Ele deveria, então, candidatar-se à Academia Brasileira de Letras. - imaginei.

-Skipper está com quantos anos? - indagou o Carlos Alberto Torres.

Dieckmann citou a própria idade, não citou a do Fischberg, que é mais novo do que ele, até atender à curiosidade do CAT:

-63 anos.

O Adegão, mencionado minutos antes, despertou, talvez, a lembrança do Luca na mente do Causídico Verborrágico:

-Vocês precisam conhecer o Luca. O Carlos já fala alguma coisa sobre ele no Sabadoido...

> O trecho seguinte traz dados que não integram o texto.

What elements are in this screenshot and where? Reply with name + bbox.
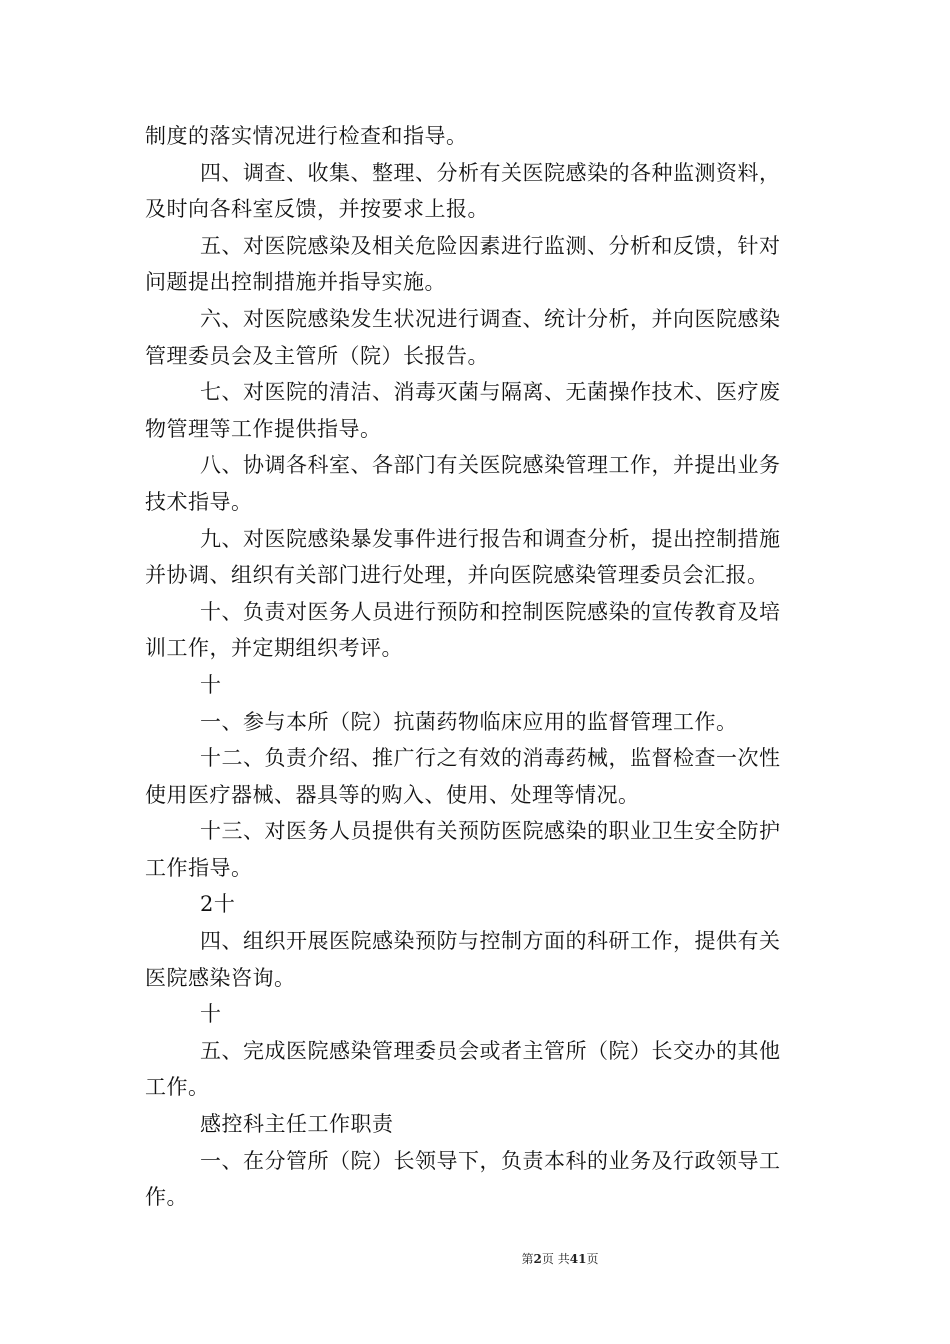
document-body	[145, 118, 810, 1216]
text-line: 技术指导。	[145, 489, 253, 514]
footer-suffix: 页	[586, 1252, 599, 1266]
text-line: 八、协调各科室、各部门有关医院感染管理工作，并提出业务	[200, 453, 781, 478]
text-line: 五、对医院感染及相关危险因素进行监测、分析和反馈，针对	[200, 233, 781, 258]
text-line: 作。	[145, 1185, 188, 1210]
text-line: 一、在分管所（院）长领导下，负责本科的业务及行政领导工	[200, 1148, 781, 1173]
text-line: 工作。	[145, 1075, 210, 1100]
text-line: 2十	[200, 892, 236, 917]
text-line: 一、参与本所（院）抗菌药物临床应用的监督管理工作。	[200, 709, 738, 734]
text-line: 四、调查、收集、整理、分析有关医院感染的各种监测资料，	[200, 160, 781, 185]
total-page-count: 41	[569, 1252, 587, 1266]
text-line: 十	[200, 672, 222, 697]
section-heading: 感控科主任工作职责	[200, 1112, 394, 1137]
page-footer	[0, 1250, 950, 1267]
text-line: 制度的落实情况进行检查和指导。	[145, 124, 468, 148]
footer-prefix: 第	[521, 1252, 534, 1266]
text-line: 并协调、组织有关部门进行处理，并向医院感染管理委员会汇报。	[145, 563, 769, 588]
text-line: 四、组织开展医院感染预防与控制方面的科研工作，提供有关	[200, 929, 781, 954]
current-page-number: 2	[533, 1252, 542, 1266]
text-line: 七、对医院的清洁、消毒灭菌与隔离、无菌操作技术、医疗废	[200, 380, 781, 405]
text-line: 九、对医院感染暴发事件进行报告和调查分析，提出控制措施	[200, 526, 781, 551]
text-line: 六、对医院感染发生状况进行调查、统计分析，并向医院感染	[200, 306, 781, 331]
text-line: 十二、负责介绍、推广行之有效的消毒药械，监督检查一次性	[200, 746, 781, 771]
text-line: 训工作，并定期组织考评。	[145, 636, 403, 661]
text-line: 及时向各科室反馈，并按要求上报。	[145, 197, 489, 222]
text-line: 管理委员会及主管所（院）长报告。	[145, 343, 489, 368]
text-line: 物管理等工作提供指导。	[145, 416, 382, 441]
text-line: 十、负责对医务人员进行预防和控制医院感染的宣传教育及培	[200, 599, 781, 624]
text-line: 十	[200, 1002, 222, 1027]
text-line: 使用医疗器械、器具等的购入、使用、处理等情况。	[145, 782, 640, 807]
text-line: 十三、对医务人员提供有关预防医院感染的职业卫生安全防护	[200, 819, 781, 844]
text-line: 问题提出控制措施并指导实施。	[145, 270, 446, 295]
footer-middle: 页 共	[541, 1252, 570, 1266]
text-line: 五、完成医院感染管理委员会或者主管所（院）长交办的其他	[200, 1038, 781, 1063]
text-line: 医院感染咨询。	[145, 965, 296, 990]
text-line: 工作指导。	[145, 855, 253, 880]
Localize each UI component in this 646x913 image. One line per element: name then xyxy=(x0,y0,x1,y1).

-Sim, conhecemos o Luca do Sabadoido. - interrompeu o Dieckmann, enquanto o Carlos Alberto Torres meneava a cabeça.

-Sim, mas as histórias que o Luca conta como segurança do Unibanco merecem ser ouvidas. - prosseguiu o Elio.

-Um suco de laranja. - pedi à senhora que servia.

-Para não ser o único da mesa a beber cerveja, traga-me um suco também...

-De quê? - perguntou ela.

-Suco de cevada.

Não, o Dieckmann perdeu a piada e pediu hortelã com abacaxi.

E, logo depois, ela atendia o nosso amigo de Santa Teresa trazendo um copo com um líquido de colorido marciano. CAT, como eu, preferiu as laranjas espremidas, enquanto o Elio se satisfazia com um refrigerante.

-Vamos pedir mais pão. - propôs o CAT.

Dieckmann, que já passara da pasta de grão de bico para a coalhada, como recheio do pão, concordou imediatamente.

Muito bom, Lawrence da Arábia aprovaria essa comida até agora.- disse com os meus botões.

(*) O redator do seu O BISCOITO MOLHADO não é mais o mesmo. Detesto o Adegão. O melhor bacalhau da minha vida e é verdade, comi no Adônis, no dia 14 de novembro. Lamento desapontar leitores que eventualmente me ofereceram de bom coração o luso peixe.